También es positivo tener aficiones diferentes al Trabajo Social y dedicar una parte del día a cosas que no tengan que ver con la profesión. En definitiva abrirte al mundo y explorar otras partes de ti. El tiempo que inviertas en descanso mental y en hacer cosas que te hagan feliz es una inversión directa en cargarte de herramientas contra el virus.
Descubrí ya hace tiempo que mirar a los ojos, dejar fluir la empatía y adentrarse en los sentimientos de quien tienes en frente es vital para no contagiarte. Es verdad que el trato con la gente con es siempre fácil, que a veces eres el muro de descarga de frustraciones y como ser humano eso te afecta. Pero hay que saber tomar distancia en esos momentos y entender el sufrimiento que hay detrás de cada acto y de cada palabra. Aprender a despersonalizar la agresión verbal pero no a la persona es vital. Preguntarnos ¿porqué si dirige así hacia nosotros?¿Qué está pasando en su vida o en su mente? Y ser consciente de que somos la cara del Sistema que perpetúa su problema y que no le da solución. Las personas que acuden a nosotros desconocen que también estamos luchando para modificar el sistema y por eso nos ven parte de él. Debemos hacernos partícipes de su angustia y explicar que si bien nos movemos en los límites que el sistema nos marca somos conscientes como personas de su problemática y haremos lo posible ( a veces hasta lo imposible) por ayudarle a encontrar una solución. Esto no es fácil. Somos humanos y también sufrimos con los embates de lo que consideramos injusto pero es necesario aprender a hacerlo. Y también aprender a identificar cuando no podemos ayudar a una persona, cuando nuestras emociones y sensaciones nos dominan y nos alejan de la objetividad y debemos pasar la intervención con esa persona a otro profesional. Somos humanos, son humanos, debemos crear conciencia de humanidad para poder evitar el contagio.

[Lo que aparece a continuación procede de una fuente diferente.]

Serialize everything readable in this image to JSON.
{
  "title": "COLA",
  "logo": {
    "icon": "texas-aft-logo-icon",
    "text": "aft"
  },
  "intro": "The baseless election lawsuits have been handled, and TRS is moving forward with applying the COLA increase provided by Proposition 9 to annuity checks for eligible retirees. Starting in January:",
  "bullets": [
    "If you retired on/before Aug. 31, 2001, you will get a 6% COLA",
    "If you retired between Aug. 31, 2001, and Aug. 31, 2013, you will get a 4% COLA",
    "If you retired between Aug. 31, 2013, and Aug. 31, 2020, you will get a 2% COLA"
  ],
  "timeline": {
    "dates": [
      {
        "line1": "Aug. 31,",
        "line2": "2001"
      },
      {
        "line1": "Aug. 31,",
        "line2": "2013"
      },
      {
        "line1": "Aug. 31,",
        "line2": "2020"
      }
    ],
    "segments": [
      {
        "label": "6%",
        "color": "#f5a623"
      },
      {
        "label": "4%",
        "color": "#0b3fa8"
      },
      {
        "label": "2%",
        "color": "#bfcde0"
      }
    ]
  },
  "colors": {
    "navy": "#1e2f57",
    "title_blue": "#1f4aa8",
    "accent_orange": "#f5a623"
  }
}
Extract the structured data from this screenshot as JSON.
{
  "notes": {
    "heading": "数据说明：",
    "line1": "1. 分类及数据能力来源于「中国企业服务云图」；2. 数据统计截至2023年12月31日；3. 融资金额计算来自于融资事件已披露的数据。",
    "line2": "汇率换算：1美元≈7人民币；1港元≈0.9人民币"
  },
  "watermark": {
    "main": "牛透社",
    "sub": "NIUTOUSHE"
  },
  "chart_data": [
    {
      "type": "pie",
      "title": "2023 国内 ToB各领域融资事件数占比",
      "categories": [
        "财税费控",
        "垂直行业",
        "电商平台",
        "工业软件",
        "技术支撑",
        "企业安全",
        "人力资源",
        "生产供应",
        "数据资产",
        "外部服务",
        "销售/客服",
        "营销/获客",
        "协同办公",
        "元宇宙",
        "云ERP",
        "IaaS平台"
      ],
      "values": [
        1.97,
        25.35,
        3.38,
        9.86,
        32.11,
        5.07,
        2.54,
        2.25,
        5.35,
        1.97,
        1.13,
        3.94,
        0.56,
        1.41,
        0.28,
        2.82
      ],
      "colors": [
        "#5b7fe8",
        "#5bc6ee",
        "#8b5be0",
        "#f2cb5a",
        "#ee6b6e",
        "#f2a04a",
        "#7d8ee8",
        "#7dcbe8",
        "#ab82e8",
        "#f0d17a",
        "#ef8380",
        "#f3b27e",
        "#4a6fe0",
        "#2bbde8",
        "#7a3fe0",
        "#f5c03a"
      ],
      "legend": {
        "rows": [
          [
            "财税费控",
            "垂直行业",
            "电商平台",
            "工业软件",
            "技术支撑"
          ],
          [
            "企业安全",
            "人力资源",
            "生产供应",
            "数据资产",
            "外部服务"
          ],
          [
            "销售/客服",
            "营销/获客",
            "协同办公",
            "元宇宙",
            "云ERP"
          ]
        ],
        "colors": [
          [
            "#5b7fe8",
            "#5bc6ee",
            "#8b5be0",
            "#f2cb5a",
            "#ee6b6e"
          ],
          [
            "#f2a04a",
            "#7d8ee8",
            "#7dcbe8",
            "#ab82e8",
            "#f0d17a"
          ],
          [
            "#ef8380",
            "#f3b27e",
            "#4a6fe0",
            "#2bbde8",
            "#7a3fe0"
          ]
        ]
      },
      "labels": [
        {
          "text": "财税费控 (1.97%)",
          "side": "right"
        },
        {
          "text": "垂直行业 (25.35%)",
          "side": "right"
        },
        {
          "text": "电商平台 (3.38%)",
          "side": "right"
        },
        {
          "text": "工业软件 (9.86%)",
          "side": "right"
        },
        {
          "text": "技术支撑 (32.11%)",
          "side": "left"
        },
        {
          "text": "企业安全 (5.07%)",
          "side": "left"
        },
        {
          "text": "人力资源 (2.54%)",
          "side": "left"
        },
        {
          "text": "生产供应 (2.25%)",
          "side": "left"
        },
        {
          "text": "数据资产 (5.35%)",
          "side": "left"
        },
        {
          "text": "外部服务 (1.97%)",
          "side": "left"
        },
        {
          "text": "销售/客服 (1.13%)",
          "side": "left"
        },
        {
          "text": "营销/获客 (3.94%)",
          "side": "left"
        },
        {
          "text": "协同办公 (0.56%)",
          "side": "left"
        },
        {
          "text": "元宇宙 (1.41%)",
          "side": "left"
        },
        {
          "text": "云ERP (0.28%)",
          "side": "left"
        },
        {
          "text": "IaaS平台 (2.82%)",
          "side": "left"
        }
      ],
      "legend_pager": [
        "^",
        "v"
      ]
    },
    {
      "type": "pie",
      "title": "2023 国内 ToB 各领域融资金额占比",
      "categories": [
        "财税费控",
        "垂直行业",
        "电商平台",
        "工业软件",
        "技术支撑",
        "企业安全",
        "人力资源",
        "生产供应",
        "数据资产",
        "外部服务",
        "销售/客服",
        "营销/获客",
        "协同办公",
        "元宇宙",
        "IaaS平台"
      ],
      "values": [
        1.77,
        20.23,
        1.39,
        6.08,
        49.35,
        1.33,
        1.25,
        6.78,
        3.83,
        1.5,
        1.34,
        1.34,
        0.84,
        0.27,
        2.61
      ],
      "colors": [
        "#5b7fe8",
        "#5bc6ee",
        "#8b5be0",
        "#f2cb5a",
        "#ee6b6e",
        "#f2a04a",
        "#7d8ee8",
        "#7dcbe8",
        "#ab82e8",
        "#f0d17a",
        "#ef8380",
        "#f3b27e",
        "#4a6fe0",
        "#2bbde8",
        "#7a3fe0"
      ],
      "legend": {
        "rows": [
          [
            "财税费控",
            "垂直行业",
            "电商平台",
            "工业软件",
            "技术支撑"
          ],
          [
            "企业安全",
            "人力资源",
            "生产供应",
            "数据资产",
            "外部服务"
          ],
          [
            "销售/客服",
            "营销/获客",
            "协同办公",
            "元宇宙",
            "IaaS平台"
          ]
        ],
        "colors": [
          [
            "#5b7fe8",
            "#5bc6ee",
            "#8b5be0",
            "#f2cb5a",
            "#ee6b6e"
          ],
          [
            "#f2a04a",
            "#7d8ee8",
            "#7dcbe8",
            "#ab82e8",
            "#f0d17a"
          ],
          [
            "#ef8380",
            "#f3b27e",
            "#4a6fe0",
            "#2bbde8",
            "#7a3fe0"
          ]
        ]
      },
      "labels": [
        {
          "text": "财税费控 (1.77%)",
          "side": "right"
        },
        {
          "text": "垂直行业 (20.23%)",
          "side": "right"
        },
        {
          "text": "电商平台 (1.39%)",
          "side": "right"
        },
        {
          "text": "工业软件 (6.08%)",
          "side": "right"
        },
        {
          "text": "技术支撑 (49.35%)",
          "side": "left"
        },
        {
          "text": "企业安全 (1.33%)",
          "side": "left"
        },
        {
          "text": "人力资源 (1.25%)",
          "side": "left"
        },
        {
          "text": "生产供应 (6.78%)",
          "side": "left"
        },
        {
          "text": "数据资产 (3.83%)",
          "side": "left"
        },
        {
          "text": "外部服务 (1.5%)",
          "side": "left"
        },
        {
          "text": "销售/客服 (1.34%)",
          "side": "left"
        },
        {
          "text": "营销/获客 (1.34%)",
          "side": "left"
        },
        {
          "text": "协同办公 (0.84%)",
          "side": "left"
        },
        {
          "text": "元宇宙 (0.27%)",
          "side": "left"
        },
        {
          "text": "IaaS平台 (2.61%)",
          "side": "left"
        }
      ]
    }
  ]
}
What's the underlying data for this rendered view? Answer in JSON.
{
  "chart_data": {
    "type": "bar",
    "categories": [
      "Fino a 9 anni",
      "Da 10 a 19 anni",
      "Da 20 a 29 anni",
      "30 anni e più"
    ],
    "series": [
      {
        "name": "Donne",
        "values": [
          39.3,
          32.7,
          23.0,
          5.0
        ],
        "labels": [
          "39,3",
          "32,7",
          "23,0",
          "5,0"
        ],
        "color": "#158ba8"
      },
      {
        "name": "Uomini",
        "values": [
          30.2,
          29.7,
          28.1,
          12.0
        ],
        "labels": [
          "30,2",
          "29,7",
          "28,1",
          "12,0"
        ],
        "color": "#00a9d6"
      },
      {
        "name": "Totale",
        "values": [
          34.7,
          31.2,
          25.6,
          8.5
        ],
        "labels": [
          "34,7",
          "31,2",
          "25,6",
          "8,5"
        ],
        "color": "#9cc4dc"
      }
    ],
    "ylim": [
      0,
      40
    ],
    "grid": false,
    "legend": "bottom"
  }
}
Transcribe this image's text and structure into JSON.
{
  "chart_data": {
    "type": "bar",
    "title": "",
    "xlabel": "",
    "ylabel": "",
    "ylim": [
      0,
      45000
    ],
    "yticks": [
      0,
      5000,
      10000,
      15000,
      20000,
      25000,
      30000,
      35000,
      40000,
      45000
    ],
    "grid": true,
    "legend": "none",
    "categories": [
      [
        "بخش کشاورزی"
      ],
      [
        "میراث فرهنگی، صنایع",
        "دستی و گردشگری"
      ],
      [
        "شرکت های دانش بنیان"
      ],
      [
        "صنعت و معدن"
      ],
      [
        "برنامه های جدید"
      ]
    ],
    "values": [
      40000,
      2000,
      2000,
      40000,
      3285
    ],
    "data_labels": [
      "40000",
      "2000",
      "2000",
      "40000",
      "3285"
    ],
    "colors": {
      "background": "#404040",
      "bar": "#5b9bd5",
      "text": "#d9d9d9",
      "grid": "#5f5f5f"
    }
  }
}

Otra medida de profilaxis crucial es el contacto con el barrio, la calle está ahí. Como profesión nacimos en ella y no debemos dejar que la burocracia nos aleje por completo. Es difícil compaginar los tiempos para andar en los dos mundos. Intentar un trabajo de calle idílico como muchas tenemos en la cabeza es una fuente de frustración y por tanto un paso más hacia la “enfermedad” pero sí hay medidas intermedias, pequeñas dosis semanales que nos permitan no perder el contacto con la realidad de las personas para las que trabajamos.
En definitiva, trabajar en los Servicios Sociales públicos a veces es una lucha contra el sistema y contra tus miedos para no caer en la deshumanización y no convertirte en un autómata de lo público. Los Servicios Sociales deben ser públicos y de calidad, cercanos a la gente, hechos para las personas y por las personas, por eso no podemos dejar en ningún momento que el virus de la burocracia nos infecte y perdamos nuestra capacidad de empatizar, la cual debemos reflejar en un trato exquisito a las personas usuarias de los servicios.
Hoy, dieciséis años después sigo luchando por mantenerme inmune. Ha sido difícil, es un trabajo constante, pero sé que no estoy sola. Grandes profesionales siguen en esa línea y sé que seguiremos batallando por que la humanidad, la calidad, el buen trato y la efectividad ganen la partida en los Servicios Sociales públicos.